Das Wort ist in aller Munde, wir sollen uns alle selbst organisieren, um schneller, besser und innovativer zu werden. Die Arbeit soll Spaß machen, Hierarchien abgebaut und (agile) Teams auf Augenhöhe und in Zusammenarbeit mit dem Kunden den Wandel hin zu Spitzenleistung gestalten.

So weit so gut. Was bedeutet denn eigentlich „Selbstorganisation“? Ein Aspekt ist die Entscheidungskultur: das Team entscheidet über Sachverhalte, die klassisch der Hierarchie vorbehalten sind. Dies war auch ein Thema mit dem wir uns im Rahmen einer Abteilungsklausur auseinandergesetzt haben:

Zum Beispiel die Stellenbesetzung: Darf das Team (mit)entscheiden, wer zu welchem Team zugeordnet wird? Oder darf ich als Mitarbeiter mich selbst einem Team zur Mitarbeit anbieten? Kann dieses selbst entscheiden, ob die Zusammenarbeit dem Auftrag zu Gute kommt?

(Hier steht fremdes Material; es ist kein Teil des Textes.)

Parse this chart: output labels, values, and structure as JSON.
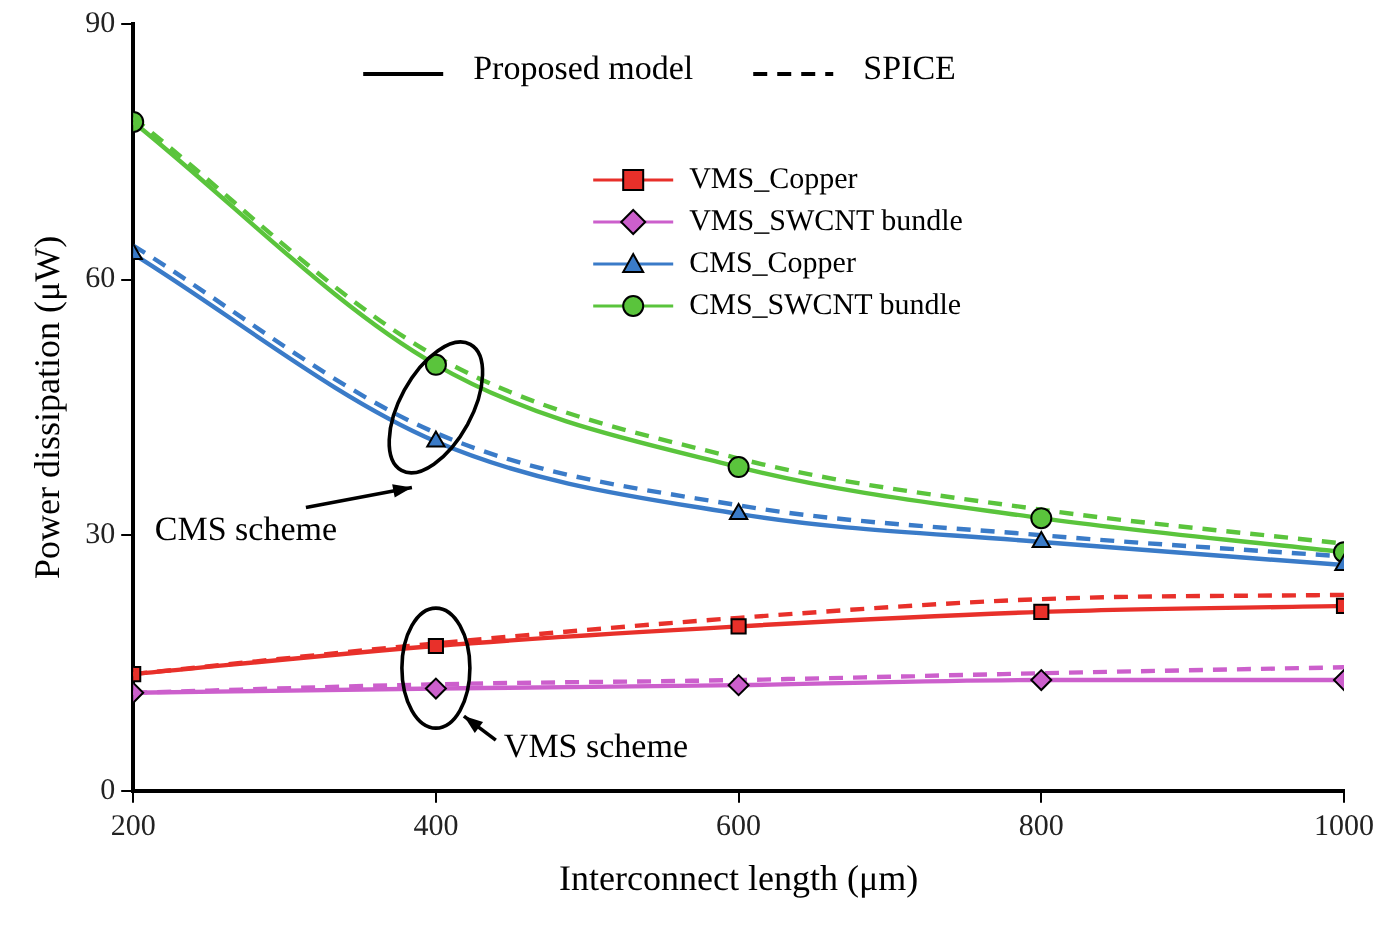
{
  "chart_data": {
    "type": "line",
    "xlabel": "Interconnect length (μm)",
    "ylabel": "Power dissipation (μW)",
    "x": [
      200,
      400,
      600,
      800,
      1000
    ],
    "xlim": [
      200,
      1000
    ],
    "xticks": [
      200,
      400,
      600,
      800,
      1000
    ],
    "ylim": [
      0,
      90
    ],
    "yticks": [
      0,
      30,
      60,
      90
    ],
    "grid": false,
    "legend": "top right",
    "series": [
      {
        "name": "VMS_Copper",
        "color": "#e8302a",
        "marker": "square",
        "line_style": "solid",
        "values": [
          13.7,
          17,
          19.3,
          21,
          21.7
        ]
      },
      {
        "name": "VMS_SWCNT bundle",
        "color": "#cc5fcc",
        "marker": "diamond",
        "line_style": "solid",
        "values": [
          11.5,
          12,
          12.4,
          13,
          13
        ]
      },
      {
        "name": "CMS_Copper",
        "color": "#3a7bc8",
        "marker": "triangle",
        "line_style": "solid",
        "values": [
          63,
          41,
          32.5,
          29.2,
          26.5
        ]
      },
      {
        "name": "CMS_SWCNT bundle",
        "color": "#5ac43c",
        "marker": "circle",
        "line_style": "solid",
        "values": [
          78.5,
          50,
          38,
          32,
          28
        ]
      },
      {
        "color": "#e8302a",
        "marker": "none",
        "line_style": "dashed",
        "values": [
          13.7,
          17.3,
          20.3,
          22.5,
          23
        ]
      },
      {
        "color": "#cc5fcc",
        "marker": "none",
        "line_style": "dashed",
        "values": [
          11.5,
          12.5,
          13,
          13.8,
          14.5
        ]
      },
      {
        "color": "#3a7bc8",
        "marker": "none",
        "line_style": "dashed",
        "values": [
          64,
          42,
          33.5,
          30,
          27.5
        ]
      },
      {
        "color": "#5ac43c",
        "marker": "none",
        "line_style": "dashed",
        "values": [
          79,
          51,
          39,
          33,
          29
        ]
      }
    ],
    "annotations": [
      "Proposed model",
      "SPICE",
      "CMS scheme",
      "VMS scheme"
    ]
  }
}
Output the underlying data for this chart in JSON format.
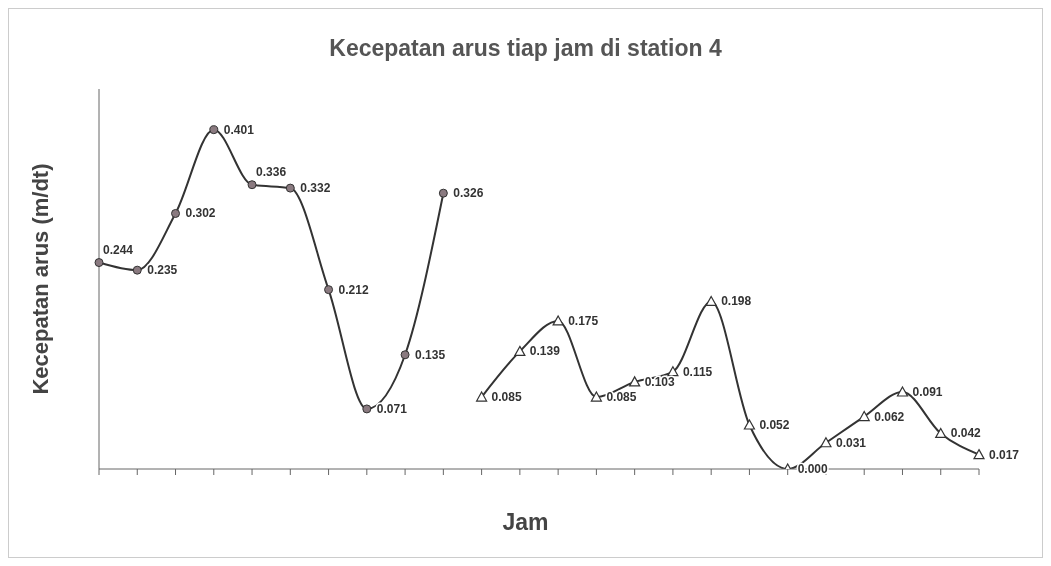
{
  "chart_data": {
    "type": "line",
    "title": "Kecepatan arus tiap jam di station 4",
    "xlabel": "Jam",
    "ylabel": "Kecepatan arus (m/dt)",
    "categories": [
      null,
      null,
      null,
      null,
      null,
      null,
      null,
      null,
      null,
      null,
      null,
      null,
      null,
      null,
      null,
      null,
      null,
      null,
      null,
      null,
      null,
      null,
      null,
      null
    ],
    "series": [
      {
        "color": "#333333",
        "marker": "circle",
        "values": [
          0.244,
          0.235,
          0.302,
          0.401,
          0.336,
          0.332,
          0.212,
          0.071,
          0.135,
          0.326,
          null,
          null,
          null,
          null,
          null,
          null,
          null,
          null,
          null,
          null,
          null,
          null,
          null,
          null
        ],
        "value_labels": [
          "0.244",
          "0.235",
          "0.302",
          "0.401",
          "0.336",
          "0.332",
          "0.212",
          "0.071",
          "0.135",
          "0.326",
          null,
          null,
          null,
          null,
          null,
          null,
          null,
          null,
          null,
          null,
          null,
          null,
          null,
          null
        ]
      },
      {
        "color": "#333333",
        "marker": "triangle",
        "values": [
          null,
          null,
          null,
          null,
          null,
          null,
          null,
          null,
          null,
          null,
          0.085,
          0.139,
          0.175,
          0.085,
          0.103,
          0.115,
          0.198,
          0.052,
          0.0,
          0.031,
          0.062,
          0.091,
          0.042,
          0.017
        ],
        "value_labels": [
          null,
          null,
          null,
          null,
          null,
          null,
          null,
          null,
          null,
          null,
          "0.085",
          "0.139",
          "0.175",
          "0.085",
          "0.103",
          "0.115",
          "0.198",
          "0.052",
          "0.000",
          "0.031",
          "0.062",
          "0.091",
          "0.042",
          "0.017"
        ]
      }
    ],
    "grid": false,
    "legend": false
  }
}
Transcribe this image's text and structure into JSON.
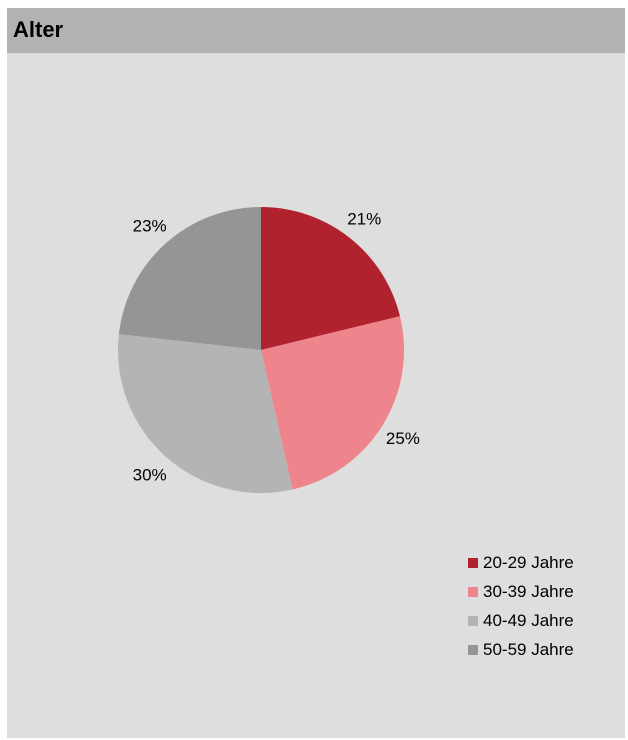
{
  "header": {
    "title": "Alter"
  },
  "chart_data": {
    "type": "pie",
    "title": "Alter",
    "categories": [
      "20-29 Jahre",
      "30-39 Jahre",
      "40-49 Jahre",
      "50-59 Jahre"
    ],
    "values": [
      21,
      25,
      30,
      23
    ],
    "labels": [
      "21%",
      "25%",
      "30%",
      "23%"
    ],
    "colors": [
      "#b0232e",
      "#ee858c",
      "#b4b4b4",
      "#959595"
    ],
    "legend_position": "bottom-right"
  }
}
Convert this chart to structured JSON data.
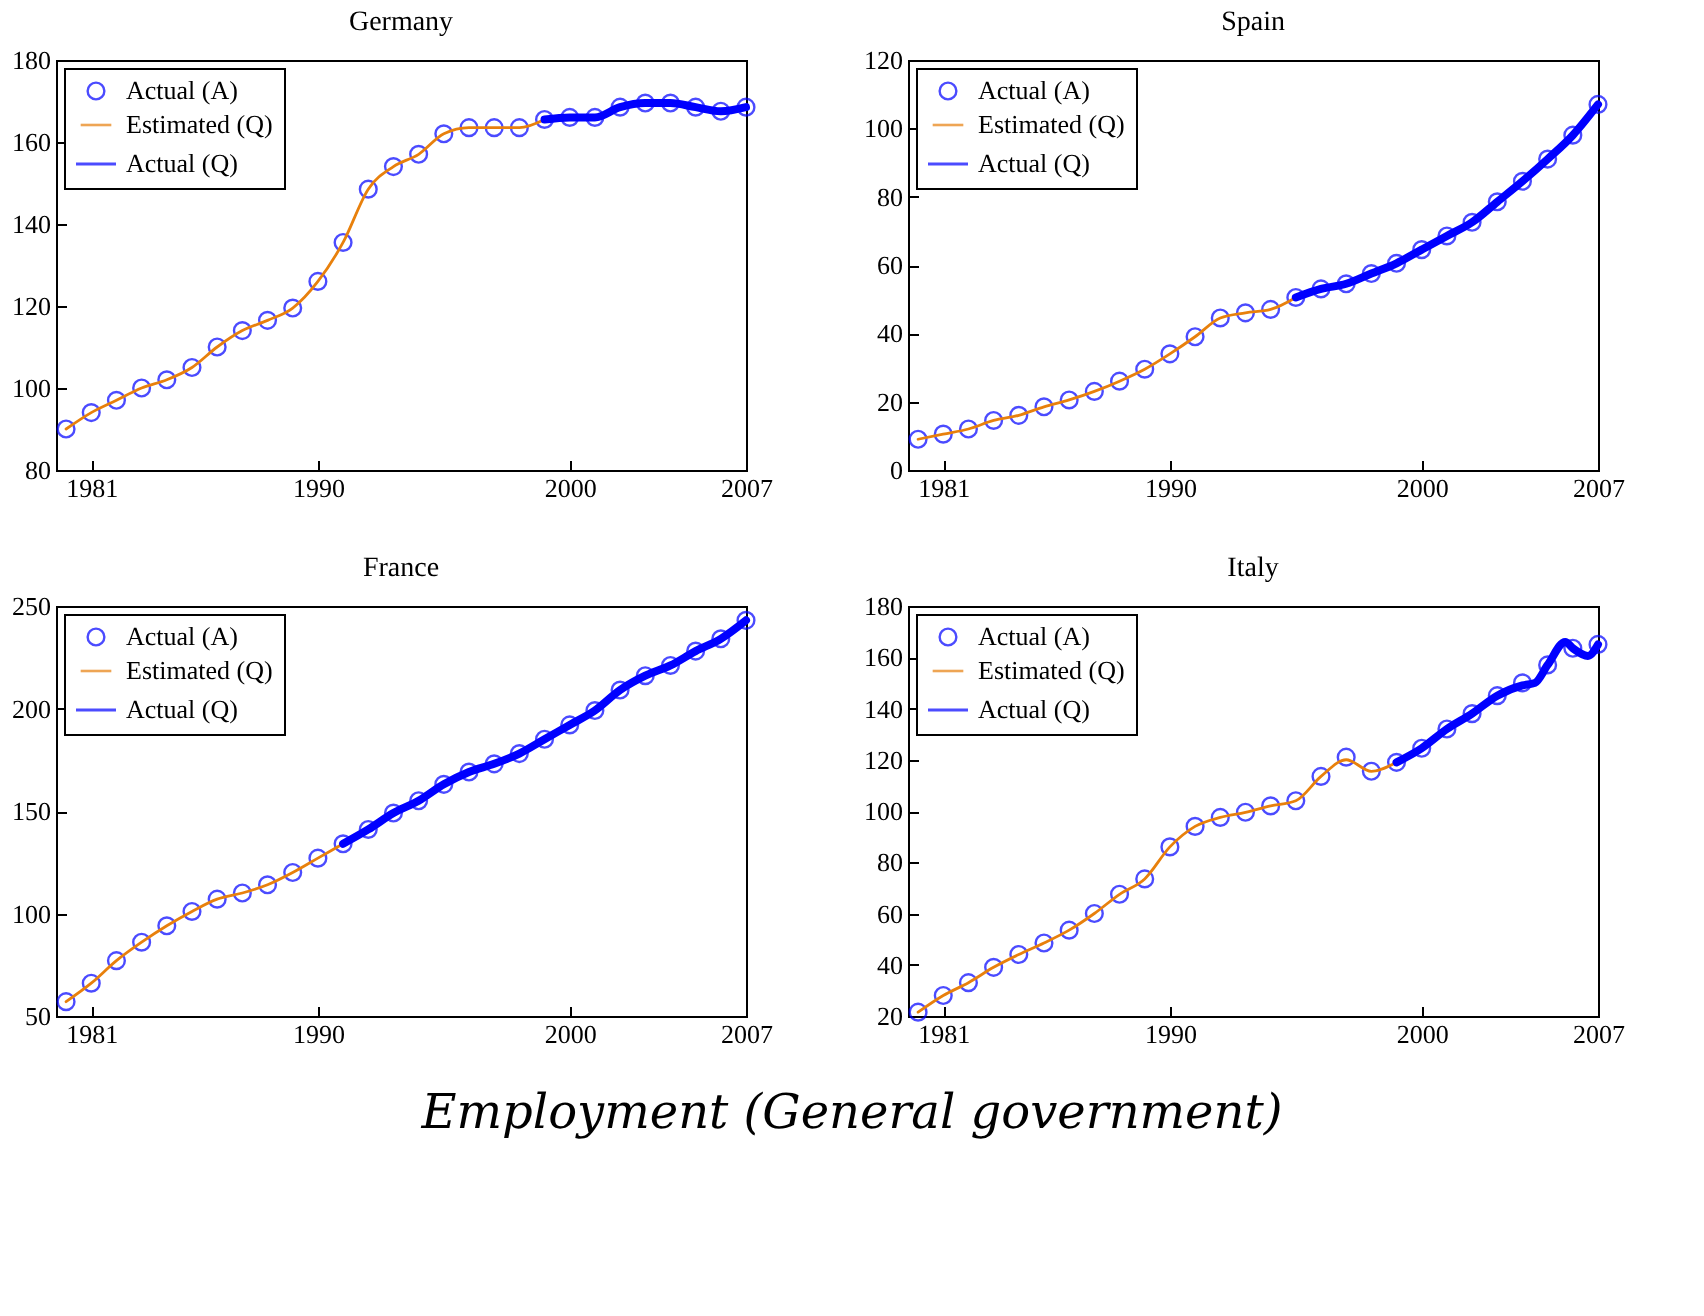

Oder das Team Budget: dürfen wir über dieses frei verfügen, ohne zusätzliches Einholen von Genehmigungen? Welche Regeln gelten für die Entscheidungsfindung im Team als auch mit der hierfür verantwortlichen Führungskraft?

Dazu bedarf es klarer Vereinbarungen. Und Vertrauen. Und natürlich auch eines Veränderungsprozesses von der klassischen Vorgehensweise hin zur Selbstorganisation.

Wie kommen wir dorthin?

Ich habe hier ein gutes Beispiel, schaut Euch diese Doku auf YouTube an: https://youtu.be/YDXwLpkpJPA

2011 übernahm Stephan Heiler die Geschäftsführung des vom Vater aufgebauten Betriebs. In einem grundlegenden Veränderungsprozess baute er Schritt für Schritt gewachsene Hierarchien ab. Heute sind alle Mitarbeiter eingeladen, die Firma gemeinsam aktiv zu gestalten und daran zu wachsen. Der Prozess war und ist nicht einfach – alle Beteiligten müssen sich selbst reflektieren, Selbstverständlichkeiten hinterfragen und sich auf Neues einlassen. Und manch einer ist den Weg nicht mitgegangen.

 

Ob das in einem Konzern so auch möglich ist? Auch ein Konzern besteht aus kleinen überschaubaren Einheiten und viele Abteilungen haben Freiheiten, sich selbst zu organisieren. Dort wo es zu Reibung und Schwierigkeiten kommt ist der Konsens gefragt, die kritische Diskussion und Entscheidungsfindung im Sinne der guten nachhaltigen unternehmerischen Lösung, dem Business Value. Wir müssen nur mal anfangen und Muster brechen.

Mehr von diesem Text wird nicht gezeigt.